Here is another instance of foreshadowing; she gets enough arsenic to "kill an elephant" as the druggst says, then refuses to say why she's getting it. One last instance of foreshadowing is the smell that radiates from her house. It is an awful smell, so bad that people sneak into her yard at night to apply lime to try to get the smell to go away. That also foreshadows the horrific discovery at the end.
So yes, even though Faulkner's chronology in telling the story is confusing, and out of order, if you are watching for signs, there are clues to the disturbing ending. I hope that helps!
- In section I of "A Rose for Emily" there is a comparison of the antiquated house with Emily as it lifts its "stubborn and coquettish decay above the cotton wagons and the gasoline pumps." This description foreshadows the stubborn decay of Emily herself. Like the Old South, she can no longer survive.
- In Section II there is a "smell that developed [that] was another link between the gross, teeming world and the high and might Griersons." Again, suggestions are made about the dying of the Old South and those who are vestiges of this way of life.

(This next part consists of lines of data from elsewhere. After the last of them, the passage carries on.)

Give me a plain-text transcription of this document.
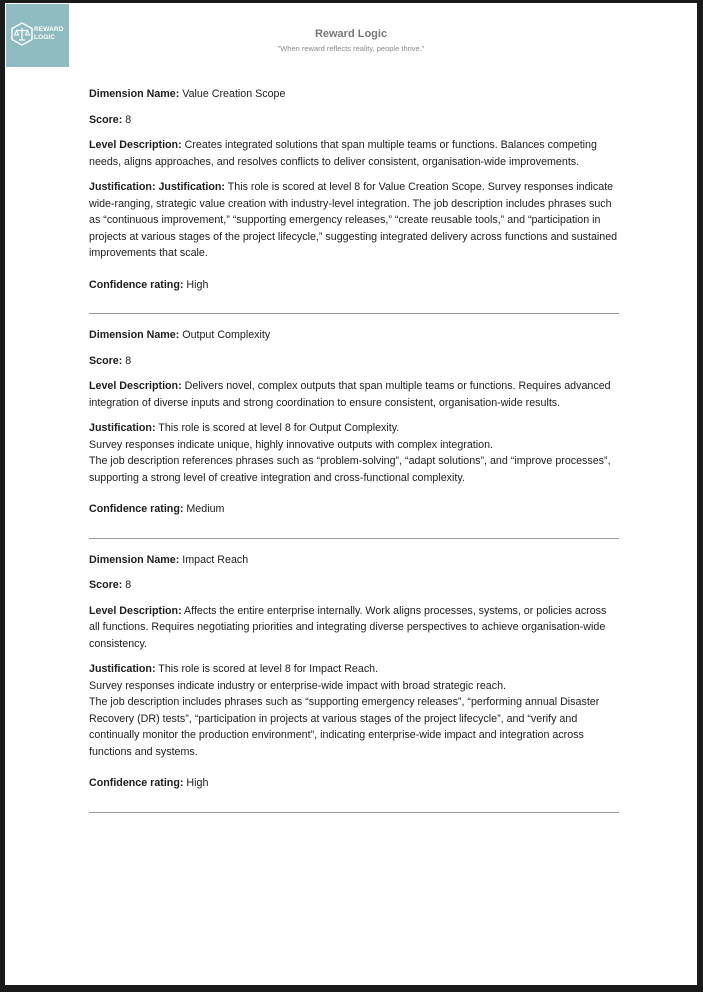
REWARD
LOGIC	Reward Logic
"When reward reflects reality, people thrive."

Dimension Name: Value Creation Scope

Score: 8

Level Description: Creates integrated solutions that span multiple teams or functions. Balances competing needs, aligns approaches, and resolves conflicts to deliver consistent, organisation-wide improvements.

Justification: Justification: This role is scored at level 8 for Value Creation Scope. Survey responses indicate wide-ranging, strategic value creation with industry-level integration. The job description includes phrases such as “continuous improvement,” “supporting emergency releases,” “create reusable tools,” and “participation in projects at various stages of the project lifecycle,” suggesting integrated delivery across functions and sustained improvements that scale.

Confidence rating: High

Dimension Name: Output Complexity

Score: 8

Level Description: Delivers novel, complex outputs that span multiple teams or functions. Requires advanced integration of diverse inputs and strong coordination to ensure consistent, organisation-wide results.

Justification: This role is scored at level 8 for Output Complexity.
Survey responses indicate unique, highly innovative outputs with complex integration.
The job description references phrases such as “problem-solving”, “adapt solutions”, and “improve processes”, supporting a strong level of creative integration and cross-functional complexity.

Confidence rating: Medium

Dimension Name: Impact Reach

Score: 8

Level Description: Affects the entire enterprise internally. Work aligns processes, systems, or policies across all functions. Requires negotiating priorities and integrating diverse perspectives to achieve organisation-wide consistency.

Justification: This role is scored at level 8 for Impact Reach.
Survey responses indicate industry or enterprise-wide impact with broad strategic reach.
The job description includes phrases such as “supporting emergency releases”, “performing annual Disaster Recovery (DR) tests”, “participation in projects at various stages of the project lifecycle”, and “verify and continually monitor the production environment”, indicating enterprise-wide impact and integration across functions and systems.

Confidence rating: High
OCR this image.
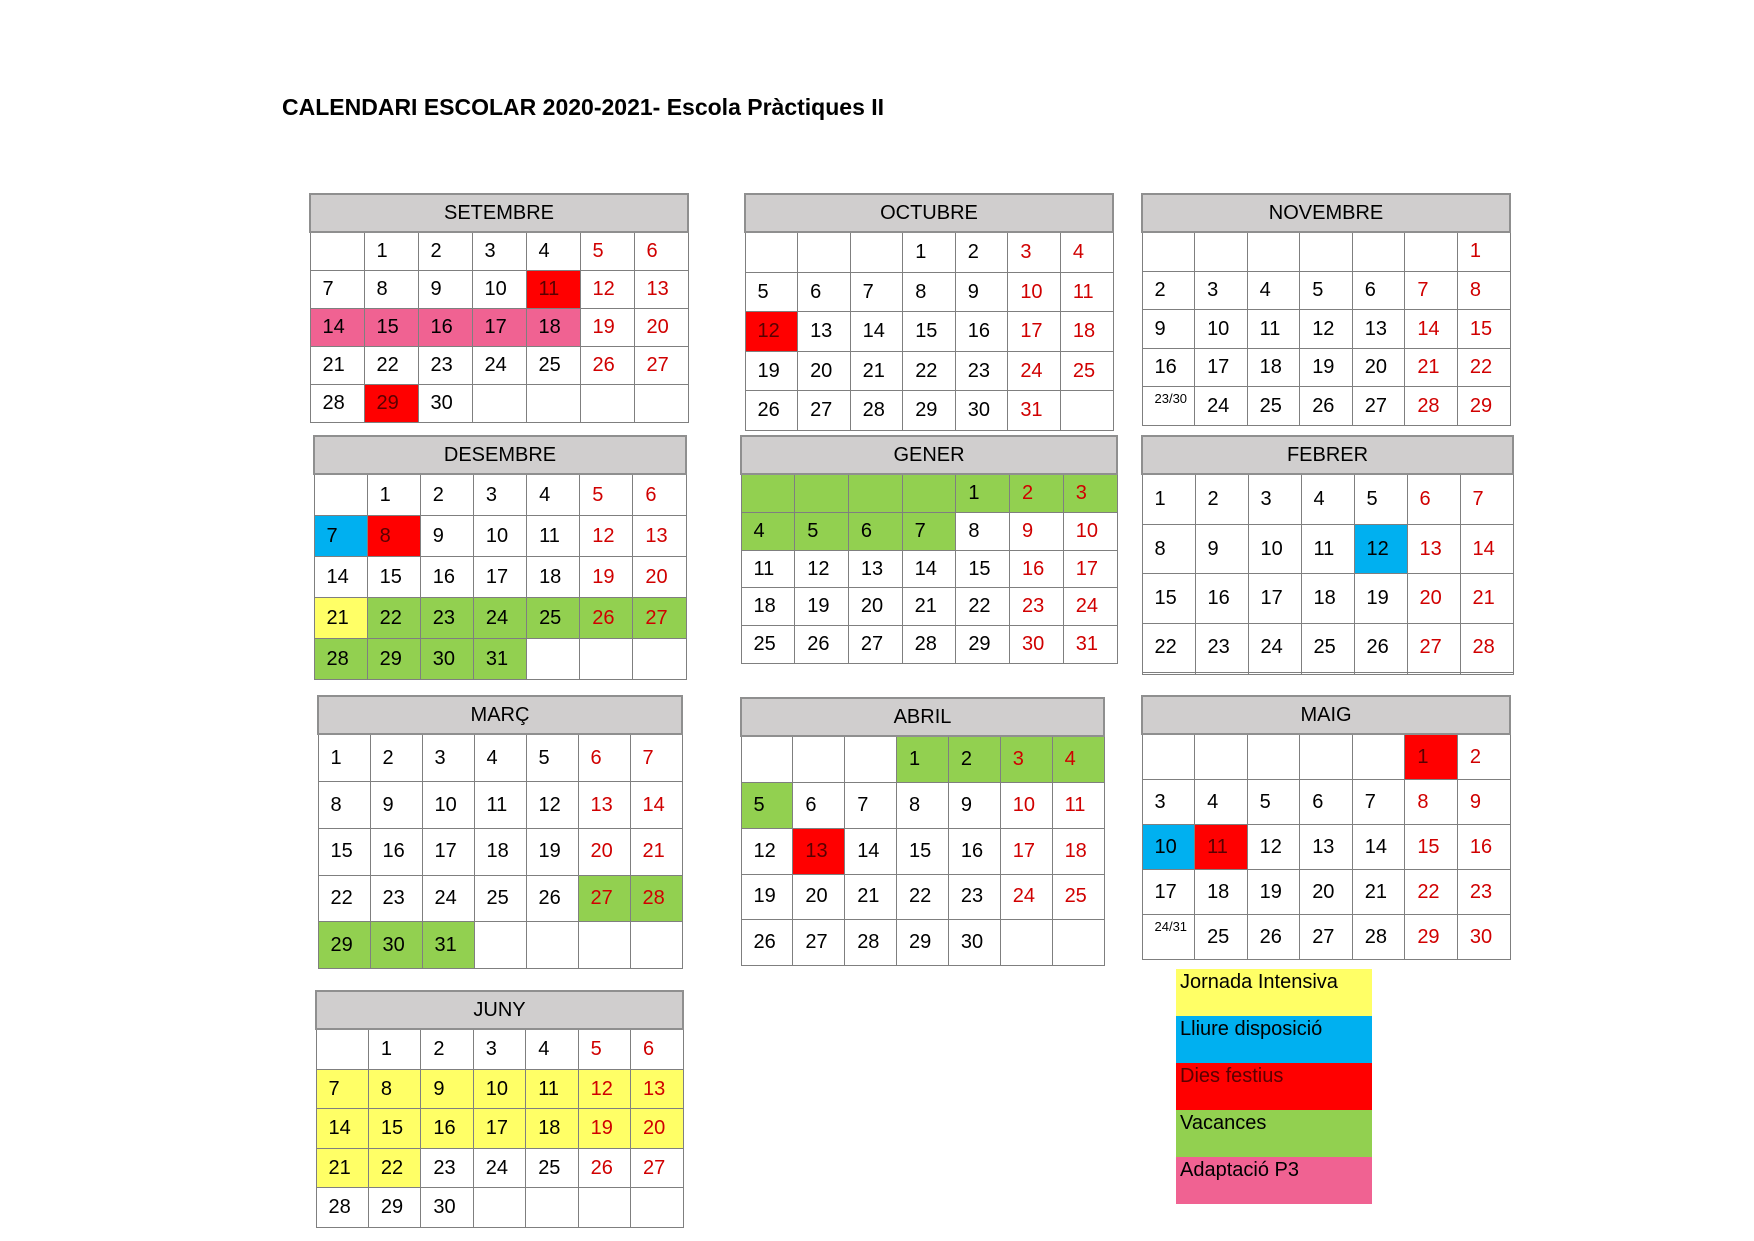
CALENDARI ESCOLAR 2020-2021- Escola Pràctiques II
SETEMBRE						
	1	2	3	4	5	6
7	8	9	10	11	12	13
14	15	16	17	18	19	20
21	22	23	24	25	26	27
28	29	30				
OCTUBRE						
			1	2	3	4
5	6	7	8	9	10	11
12	13	14	15	16	17	18
19	20	21	22	23	24	25
26	27	28	29	30	31	
NOVEMBRE						
						1
2	3	4	5	6	7	8
9	10	11	12	13	14	15
16	17	18	19	20	21	22
23/30	24	25	26	27	28	29
DESEMBRE						
	1	2	3	4	5	6
7	8	9	10	11	12	13
14	15	16	17	18	19	20
21	22	23	24	25	26	27
28	29	30	31			
GENER						
				1	2	3
4	5	6	7	8	9	10
11	12	13	14	15	16	17
18	19	20	21	22	23	24
25	26	27	28	29	30	31
FEBRER						
1	2	3	4	5	6	7
8	9	10	11	12	13	14
15	16	17	18	19	20	21
22	23	24	25	26	27	28

MARÇ						
1	2	3	4	5	6	7
8	9	10	11	12	13	14
15	16	17	18	19	20	21
22	23	24	25	26	27	28
29	30	31				
ABRIL						
			1	2	3	4
5	6	7	8	9	10	11
12	13	14	15	16	17	18
19	20	21	22	23	24	25
26	27	28	29	30		
MAIG						
					1	2
3	4	5	6	7	8	9
10	11	12	13	14	15	16
17	18	19	20	21	22	23
24/31	25	26	27	28	29	30
JUNY						
	1	2	3	4	5	6
7	8	9	10	11	12	13
14	15	16	17	18	19	20
21	22	23	24	25	26	27
28	29	30				
Jornada Intensiva
Lliure disposició
Dies festius
Vacances
Adaptació P3
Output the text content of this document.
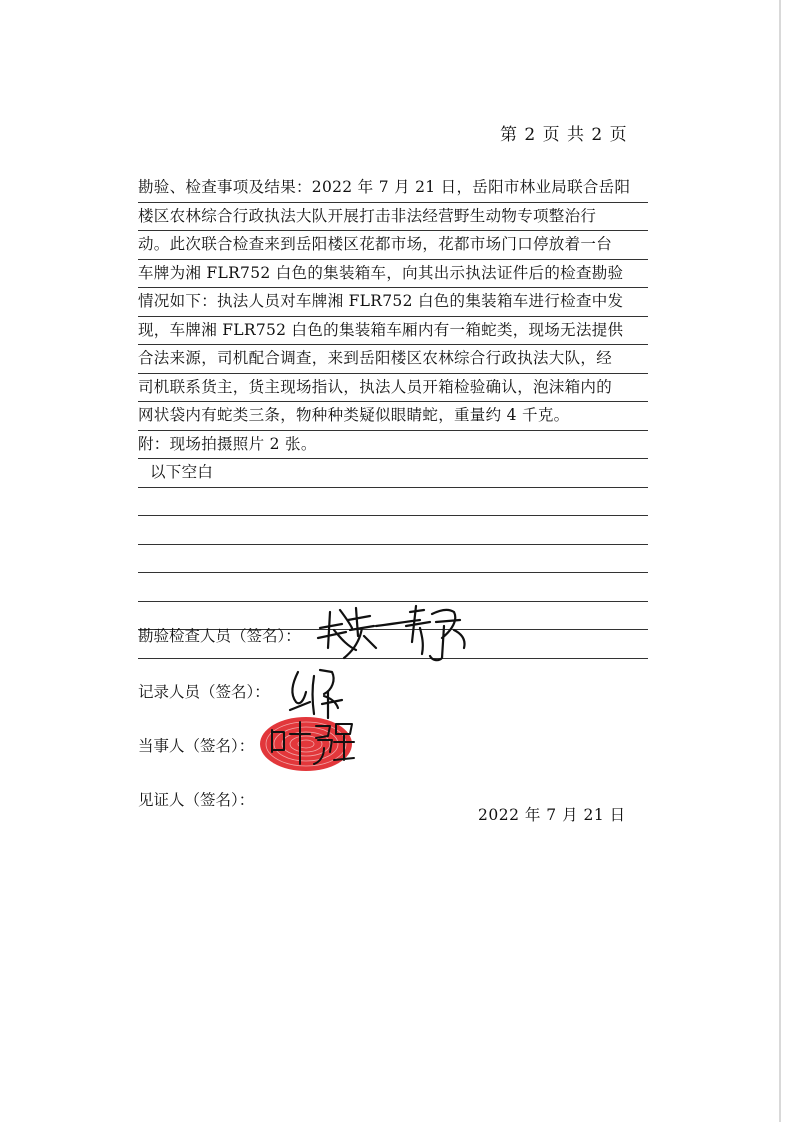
第 2 页 共 2 页
勘验、检查事项及结果：2022 年 7 月 21 日，岳阳市林业局联合岳阳
楼区农林综合行政执法大队开展打击非法经营野生动物专项整治行
动。此次联合检查来到岳阳楼区花都市场，花都市场门口停放着一台
车牌为湘 FLR752 白色的集装箱车，向其出示执法证件后的检查勘验
情况如下：执法人员对车牌湘 FLR752 白色的集装箱车进行检查中发
现，车牌湘 FLR752 白色的集装箱车厢内有一箱蛇类，现场无法提供
合法来源，司机配合调查，来到岳阳楼区农林综合行政执法大队，经
司机联系货主，货主现场指认，执法人员开箱检验确认，泡沫箱内的
网状袋内有蛇类三条，物种种类疑似眼睛蛇，重量约 4 千克。
附：现场拍摄照片 2 张。
以下空白
勘验检查人员（签名）：
记录人员（签名）：
当事人（签名）：
见证人（签名）：
2022 年 7 月 21 日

- Also in Section II, after Emily's father dies, she "told them [the ladies] that her father was not dead." This statement is a response to the hint of #1 as well as a suggestion of Emily's burgeoning madness: "We did not say she was crazy then."
- Section III opens with "She was sick for a long time. When we saw her again her hair was cut short, making her look like a girl, with a vague resemblance to those angels in colored church windows--sort of tragic and serene. This suggests that Emily, relieved of the oppression of her father, returns, perhaps to a younger state in her mind; now, as a young person she can do as she wants, and she does by going around with Homer Barron.
- Then, in Section IV there is very obvious foreshadowing with Emily's purchasing arsenic, "her face like a strained flag."
- In section IV, "for almost six months she did not appear on the streets" and her front door "remained closed," suggesting that she does not want others to know what goes on in her house. Later, the townspeople learn why.